Ms. Smith next claims that her hearing before the Board was defective because it was held before only one member of the Board. Nothing in the Assessment Law requires the hearing to be held before the full Board. The Assessment Law requires only that the Board “[h]ear and determine” appeals. Assessment Law, §302(3), as amended, 72 P.S. §5453.302(3). In Foley Brothers, Inc. v.

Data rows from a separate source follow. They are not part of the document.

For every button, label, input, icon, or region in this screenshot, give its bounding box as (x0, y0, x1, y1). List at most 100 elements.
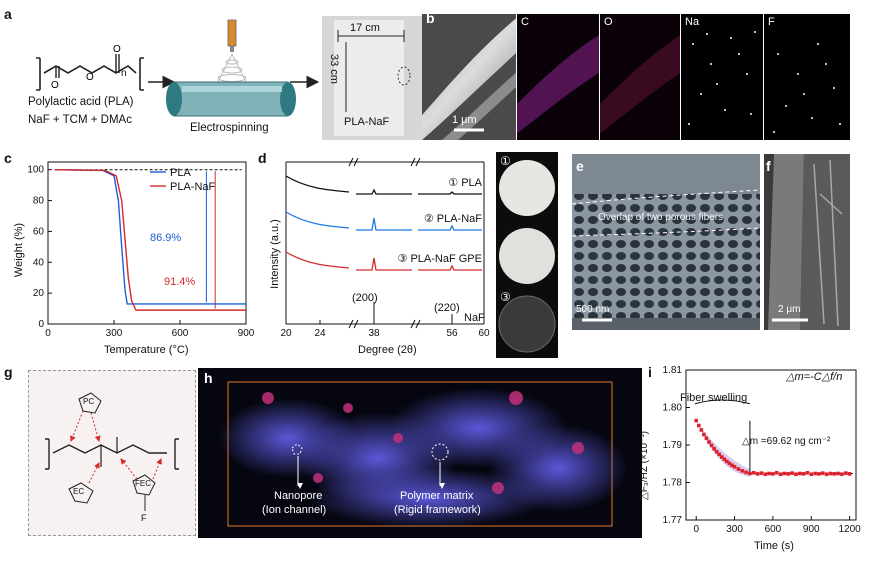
panel-label-c: c (4, 150, 12, 166)
qcm-point-40 (828, 471, 833, 476)
cross-section-scale-label: 2 μm (778, 304, 801, 315)
xrd-series-label-0: ① PLA (448, 177, 482, 189)
qcm-xlabel: Time (s) (754, 540, 794, 552)
panel-label-i: i (648, 364, 652, 380)
tga-ytick-label-3: 60 (33, 226, 45, 237)
xrd-axis-break-top-1 (410, 157, 421, 167)
precursor-list: NaF + TCM + DMAc (28, 114, 132, 126)
qcm-ytick-label-0: 1.77 (663, 515, 683, 526)
qcm-xtick-label-3: 900 (803, 524, 820, 535)
xrd-peak-220: (220) (434, 302, 460, 314)
polymer-matrix-sublabel: (Rigid framework) (394, 504, 481, 516)
qcm-point-20 (751, 470, 756, 475)
tga-series-pla (54, 169, 246, 305)
repeat-unit-n: n (121, 68, 127, 79)
svg-text:O: O (86, 72, 94, 83)
xrd-plot-area: 20 24 38 56 60 ① PLA ② PLA-NaF ③ PLA-NaF GPE (280, 157, 490, 339)
qcm-point-32 (797, 471, 802, 476)
qcm-point-8 (714, 449, 719, 454)
qcm-point-4 (704, 436, 709, 441)
tga-ytick-label-1: 20 (33, 288, 45, 299)
qcm-point-39 (824, 472, 829, 477)
qcm-point-24 (767, 471, 771, 476)
swelling-region (693, 413, 750, 477)
xrd-axis-break-0 (348, 319, 359, 329)
fluorine-label: F (141, 513, 147, 523)
eds-map-c-label: C (521, 16, 529, 28)
panel-label-b: b (426, 10, 435, 26)
overlap-label: Overlap of two porous fibers (598, 212, 724, 223)
sem-scale-label: 1 μm (452, 114, 477, 126)
qcm-point-33 (801, 472, 806, 476)
tga-ytick-label-0: 0 (38, 319, 44, 330)
qcm-ylabel: △F₃/HZ (×10⁻³) (639, 431, 650, 500)
membrane-width-label: 17 cm (350, 22, 380, 34)
qcm-point-25 (771, 472, 775, 476)
swelling-brace (694, 399, 751, 405)
qcm-xtick-label-2: 600 (765, 524, 782, 535)
panel-label-e: e (576, 158, 584, 174)
tga-series-pla-naf (54, 169, 246, 311)
qcm-point-31 (794, 472, 798, 477)
xrd-ylabel: Intensity (a.u.) (268, 219, 281, 289)
tga-plot-area: 0 300 600 900 0 20 40 60 80 100 PLA PLA-NaF (27, 161, 255, 339)
mass-change-label: △m =69.62 ng cm⁻² (742, 436, 831, 447)
xrd-xtick-label-2: 38 (368, 328, 380, 339)
qcm-point-10 (719, 455, 724, 459)
tga-chart: 0 300 600 900 0 20 40 60 80 100 PLA PLA-NaF Weight … (10, 152, 256, 360)
qcm-point-17 (740, 469, 745, 473)
tem-scale-label: 500 nm (576, 304, 610, 315)
qcm-xtick-label-4: 1200 (838, 524, 861, 535)
eds-map-c: C (517, 14, 599, 140)
panel-a-schematic: O O O n Polylactic acid (PLA) NaF + TCM … (22, 18, 322, 142)
qcm-point-30 (790, 471, 794, 475)
tga-ylabel: Weight (%) (13, 222, 26, 278)
tga-xtick-label-3: 900 (238, 328, 255, 339)
sem-cross-section: 2 μm (764, 154, 850, 330)
qcm-plot-area: 0 300 600 900 1200 1.77 1.78 1.79 1.80 1.81 (663, 365, 862, 535)
polymer-matrix-label: Polymer matrix (400, 490, 474, 502)
svg-text:O: O (113, 44, 121, 55)
solvent-pc-label: PC (83, 397, 95, 406)
xrd-naf-label: NaF (464, 312, 485, 324)
xrd-axis-break-1 (410, 319, 421, 329)
eds-map-f-label: F (768, 16, 775, 28)
eds-map-na-label: Na (685, 16, 700, 28)
qcm-point-1 (696, 423, 701, 428)
xrd-chart: 20 24 38 56 60 ① PLA ② PLA-NaF ③ PLA-NaF GPE In… (264, 152, 494, 360)
qcm-ytick-label-4: 1.81 (663, 365, 683, 376)
solvent-interaction-diagram: PC EC FEC F (28, 370, 196, 536)
qcm-point-38 (820, 471, 825, 475)
panel-label-a: a (4, 6, 12, 22)
tga-legend-label-1: PLA-NaF (170, 181, 216, 193)
nanopore-label: Nanopore (274, 490, 323, 502)
photo-label-3: ③ (500, 290, 511, 304)
tga-annotation-pla: 86.9% (150, 232, 182, 244)
qcm-ytick-label-1: 1.78 (663, 478, 683, 489)
qcm-point-36 (813, 471, 817, 476)
tga-xtick-label-2: 600 (172, 328, 189, 339)
xrd-xtick-label-4: 60 (478, 328, 490, 339)
xrd-series-0 (285, 175, 482, 195)
qcm-point-11 (722, 457, 727, 462)
qcm-ytick-label-2: 1.79 (663, 440, 683, 451)
eds-map-f: F (764, 14, 850, 140)
xrd-xtick-label-0: 20 (280, 328, 292, 339)
qcm-point-35 (809, 472, 814, 477)
panel-label-f: f (766, 158, 771, 174)
xrd-series-label-2: ③ PLA-NaF GPE (398, 253, 482, 265)
panel-label-h: h (204, 370, 213, 386)
pla-structure-diagram: O O O (36, 19, 320, 117)
tga-annotation-pla-naf: 91.4% (164, 276, 196, 288)
qcm-point-12 (725, 459, 729, 464)
tga-ytick-label-2: 40 (33, 257, 45, 268)
qcm-point-28 (782, 471, 787, 476)
qcm-point-3 (702, 432, 706, 437)
qcm-point-27 (778, 472, 783, 477)
xrd-series-1 (285, 211, 482, 231)
membrane-photo-column: ① ② ③ (496, 152, 558, 358)
panel-label-d: d (258, 150, 267, 166)
tga-frame (47, 161, 247, 325)
photo-label-2: ② (500, 222, 511, 236)
qcm-point-13 (727, 461, 732, 466)
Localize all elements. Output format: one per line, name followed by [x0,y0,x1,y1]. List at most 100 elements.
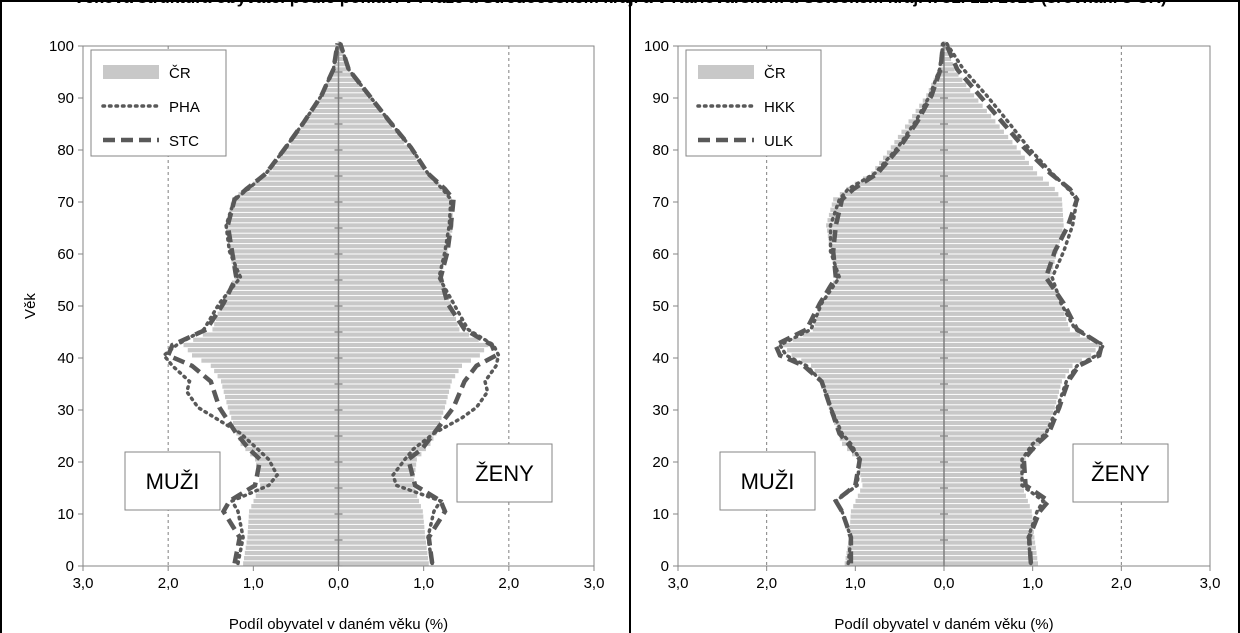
bar-men-age-16 [861,478,944,483]
bar-women-age-37 [338,368,459,374]
bar-men-age-44 [202,332,339,337]
bar-women-age-62 [944,238,1060,244]
bar-men-age-22 [847,446,944,452]
bar-men-age-19 [858,462,944,467]
bar-women-age-88 [338,103,376,108]
bar-men-age-45 [212,327,339,332]
series-line-pha-men [161,41,340,566]
bar-men-age-79 [283,150,339,155]
bar-men-age-37 [214,368,339,374]
bar-women-age-37 [944,368,1070,374]
bar-men-age-52 [226,290,339,296]
bar-men-age-41 [187,348,339,353]
bar-women-age-38 [944,363,1073,368]
bar-men-age-20 [255,457,339,462]
bar-women-age-57 [338,264,444,270]
bar-women-age-72 [338,186,445,192]
bar-men-age-95 [333,67,339,72]
bar-women-age-43 [338,337,479,342]
bar-women-age-56 [944,270,1052,275]
bar-women-age-32 [944,394,1058,400]
bar-women-age-86 [338,114,384,119]
series-line-pha-women [338,41,501,566]
bar-women-age-1 [338,556,429,561]
bar-women-age-2 [338,550,428,556]
bar-men-age-93 [328,77,339,82]
bar-women-age-27 [944,420,1050,426]
bar-men-age-16 [259,478,339,483]
series-line-stc-men [165,43,340,564]
bar-men-age-47 [816,316,944,322]
bar-men-age-69 [230,202,339,207]
x-tick-label: 1,0 [1022,575,1043,592]
y-tick-label: 30 [57,402,74,419]
bar-men-age-51 [824,296,944,301]
bar-men-age-54 [832,280,944,285]
x-tick-label: 3,0 [1200,575,1221,592]
bar-women-age-85 [338,119,388,124]
bar-men-age-94 [331,72,339,77]
legend-label-hkk: HKK [764,99,795,116]
bar-men-age-58 [231,259,339,264]
women-box [1072,443,1169,503]
bar-women-age-87 [338,108,380,114]
figure-header-text: Věková struktura obyvatel podle pohlaví … [0,0,1240,8]
bar-men-age-56 [233,270,339,275]
bar-men-age-96 [334,62,339,67]
bar-women-age-7 [944,524,1034,530]
bar-men-age-24 [238,436,339,441]
bar-women-age-39 [944,358,1082,363]
bar-women-age-67 [338,212,453,218]
bar-men-age-10 [249,509,339,514]
bar-men-age-84 [301,124,339,129]
bar-men-age-2 [846,550,944,556]
bar-women-age-97 [944,56,952,62]
frame-top-border [0,0,1240,2]
y-tick-label: 100 [49,38,74,55]
bar-men-age-68 [830,207,944,212]
bar-women-age-33 [944,389,1060,394]
bar-women-age-80 [944,145,1017,150]
bar-women-age-13 [944,493,1026,498]
x-axis-title: Podíl obyvatel v daném věku (%) [229,616,448,633]
bar-women-age-4 [338,540,427,545]
bar-men-age-20 [857,457,944,462]
bar-women-age-11 [338,504,421,509]
bar-women-age-64 [944,228,1063,233]
bar-men-age-23 [240,441,339,446]
bar-women-age-20 [338,457,417,462]
frame-right-border [1238,0,1240,633]
bar-men-age-9 [248,514,339,519]
bar-men-age-89 [922,98,944,103]
bar-women-age-41 [338,348,485,353]
bar-men-age-62 [227,238,339,244]
x-tick-label: 2,0 [498,575,519,592]
x-tick-label: 2,0 [158,575,179,592]
x-tick-label: 2,0 [1111,575,1132,592]
bar-men-age-71 [839,192,944,197]
bar-women-age-12 [944,498,1028,504]
bar-men-age-52 [827,290,944,296]
bar-women-age-44 [944,332,1080,337]
bar-women-age-23 [944,441,1040,446]
bar-men-age-75 [871,171,944,176]
bar-men-age-6 [247,530,339,535]
bar-men-age-87 [915,108,944,114]
bar-women-age-1 [944,556,1038,561]
bar-women-age-17 [338,472,415,478]
y-tick-label: 20 [652,454,669,471]
bar-men-age-14 [257,488,339,493]
bar-women-age-14 [944,488,1024,493]
bar-men-age-92 [931,82,944,88]
bar-men-age-84 [904,124,944,129]
bar-men-age-60 [229,249,339,254]
bar-women-age-23 [338,441,431,446]
bar-women-age-87 [944,108,987,114]
bar-women-age-25 [338,431,437,436]
bar-men-age-19 [256,462,339,467]
bar-women-age-76 [944,166,1034,171]
bar-women-age-24 [944,436,1043,441]
y-tick-label: 60 [57,246,74,263]
bar-women-age-84 [338,124,392,129]
bar-men-age-57 [833,264,944,270]
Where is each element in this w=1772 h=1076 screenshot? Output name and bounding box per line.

Commonwealth, 400 Pa. 584, *595163 A.2d 80 (1960), the Pennsylvania Supreme Court held that identical language contained in Section 4 of the Act of May 20, 1937, P.L. 728, as amended, 72 P.S. §4651-4, relating to the powers of the Board of Arbitration of Claims, does not require all members of the Board to attend hearings. This court has stated in the same context that “all that need he done is that members not present when testimony is taken review such testimony before an adjudication is published. ’ ’ General State Authority v. Loffredo, 16 Pa. Commonwealth Ct. 237, 245, 328 A.2d 886, 892 (1974). Since it is undisputed in this case that the entire Board considered the evidence taken at Ms. Smith’s hearing, the decisions were regularly made.

Ms. Smith also claims that the assessments were invalid because some of the about 2500 appealing property owners did not receive notice of the Board’s decision within five days after their hearing, as required by Section 702 of the Assessment Law, 72 P.S. §5453.702. Ms. Smith received notice of the Board’s determinations three days after her hearing. The fact, if it is a fact, that others did not receive timely notice did not adversely affect her and therefore provides her no basis for attacking her assessments. Wm. Penn Parking Garage, Inc. v. City of Pittsburgh, 464 Pa. 168, 192, 346 A.2d 269, 281 (1975).

Finally Ms. Smith says that due process requires that the notice of the Board’s decision inform appealing property owners of their right to appeal to the Court of Common Pleas within sixty days. See Section 704 of the Assessment Law, as amended, 72 P.S. §5453.704. Nothing in the Assessment Law mandates such inclusion. Moreover, Ms. Smith has not suffered any injury from the lack of notice of her right to appeal since she did appeal to the lower court within the prescribed time limitation.

Orders affirmed.

*596Order

And Now, this 5th day of March, 1980, the orders of the Court of Common Pleas of Huntingdon County, Nos. 77-1926 and 77-1927 are affirmed.

President Judge Bowman did not participate in the decision in this case.

Section 702 of The Fourth to Eighth Class County Assessment Law, Act of May 21, 1943, P.L. 571, §702, as amended, 72 P.S. §5453.702 (Assessment Law), allowed the Board from September 1 to October 1 to complete the hearings. Section 3 of the Act of October 5, 1978, P.L. 1138 subsequently extended this period to October 31.

Section 3 of the Act of October 5, 1978, P.L. 1138 added the requirement that the notice must also state that the taxing district may also appeal and that the appeal, whether by an aggrieved person or by the hearing authority, must be filed within forty days of the date of the notice.